In his painting of Jackie Onassis’ infamous Mediterranean yacht retreat, Dexter Dalwood has captured the time in a single glance: the over-designed black lacquer tables, the hideous Florida chintz sofa, neo-deco lamps and waterbed. On the wall, Andy Warhol’s diamond dust painting Shoes (Magnin) stamps it all with an exact date: 1980. The painting encompasses all that is perfectly fashionable just like Jackie O herself. It’s only the resounding hollowness of this scene that gives way to thoughts of a tragic heroine: surrounded by all the luxuries money can buy, her only real solace comes from a simple sunset, which she can watch for hours and dream away her grief.

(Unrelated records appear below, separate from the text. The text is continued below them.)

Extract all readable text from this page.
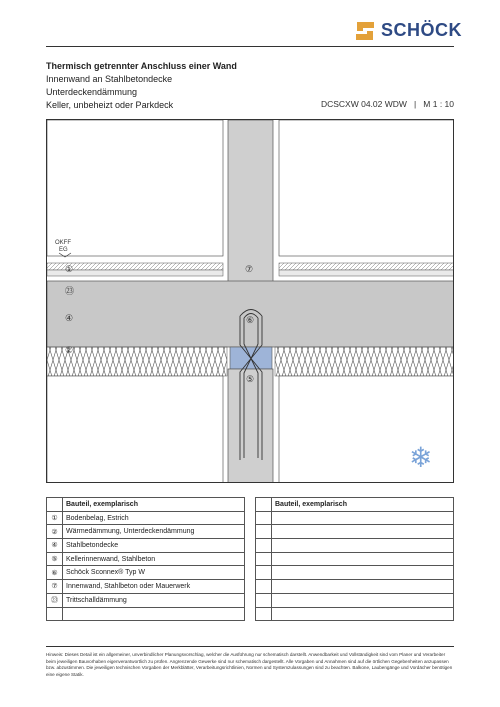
SCHÖCK
Thermisch getrennter Anschluss einer Wand
Innenwand an Stahlbetondecke
Unterdeckendämmung
Keller, unbeheizt oder Parkdeck	DCSCXW 04.02 WDW   |   M 1 : 10
OKFF
EG
①	⑦
㉓
④	⑥
②
⑤
❄
	Bauteil, exemplarisch
①	Bodenbelag, Estrich
②	Wärmedämmung, Unterdeckendämmung
④	Stahlbetondecke
⑤	Kellerinnenwand, Stahlbeton
⑥	Schöck Sconnex® Typ W
⑦	Innenwand, Stahlbeton oder Mauerwerk
㉓	Trittschalldämmung

	Bauteil, exemplarisch

Hinweis: Dieses Detail ist ein allgemeiner, unverbindlicher Planungsvorschlag, welcher die Ausführung nur schematisch darstellt. Anwendbarkeit und Vollständigkeit sind vom Planer und Verarbeiter beim jeweiligen Bauvorhaben eigenverantwortlich zu prüfen. Angrenzende Gewerke sind nur schematisch dargestellt. Alle Vorgaben und Annahmen sind auf die örtlichen Gegebenheiten anzupassen bzw. abzustimmen. Die jeweiligen technischen Vorgaben der Merkblätter, Verarbeitungsrichtlinien, Normen und Systemzulassungen sind zu beachten. Balkone, Laubengänge und Vordächer benötigen eine eigene Statik.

Based on Buckingham Palace intruder Michael Fagan’s 1982 courtroom account of the monarch’s boudoir, Dexter Dalwood’s The Queen’s Bedroom is imagined with forensic accuracy. Painted in proud Union Jack colours, Dexter Dalwood offers a grim and humorous view to the inner life of royalty. Curtains drawn against the outside world, he portrays a meagre loneliness: the lovelessness of a single bed, only the portrait of a long dead relative for company. The spartan décor of the room suggests a regimented existence; the tight-fisted frugality of a ma’am too cheap to foot the gas bill is cheekily implied with the addition of an electric heater on the floor.

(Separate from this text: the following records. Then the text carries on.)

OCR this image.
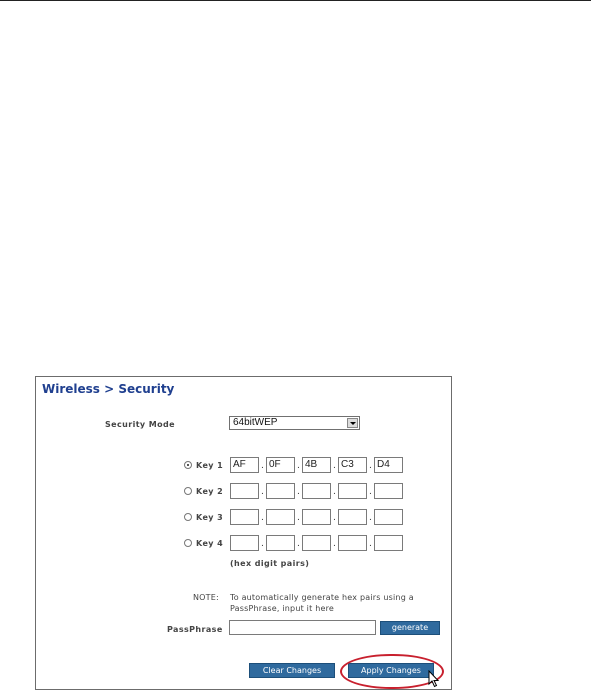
Wireless > Security
Security Mode	64bitWEP
Key 1 AF	. 0F	. 4B	. C3	. D4
Key 2	.	.	.	.
Key 3	.	.	.	.
Key 4	.	.	.	.
(hex digit pairs)
NOTE: To automatically generate hex pairs using a
PassPhrase, input it here
PassPhrase	generate
Clear Changes	Apply Changes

In Bay of Pigs, Dalwood recreates the failed 1961 U.S. attempt to overthrow the Cuban government, a haunting tropical image somewhere between vacation brochure and Apocalypse Now. Along the bottom of the canvas, an upside-down version of Picasso’s Déjeuner sur l’herbe stands in for the foreign shore: while the world is in crisis, Picasso is painting palm trees in Cannes. 19.04.61 is engraved on a nearby rock, stolen from a Picasso painting finished that very day.
Room 100 at New York’s Chelsea Hotel is the infamous site of the violent death of Nancy Spungen, allegedly at the hands of her boyfriend Sid Vicious. Dexter Dalwood paints this scene with clinical detachment: the chaotic room is devoid of salacious detail, dehumanised in its simplicity. Dexter Dalwood portrays an unglamorous fantasy of seedy realism as sanitised through media. The composition is riddled with pairs: lamps, cupboard doors and bed frames act as coupled shapes, insinuating an eternal togetherness. The broken bed is symbolic of tragic breakdown. At the foot of the bed is an upturned TV, its image frozen on two black-clad figures: one large and one small, reflective of fragility and ego. On the floor, Dexter Dalwood paints a pool of melting candles, suggestive of drug culture but also the adage that those who shine brightest burn quickest.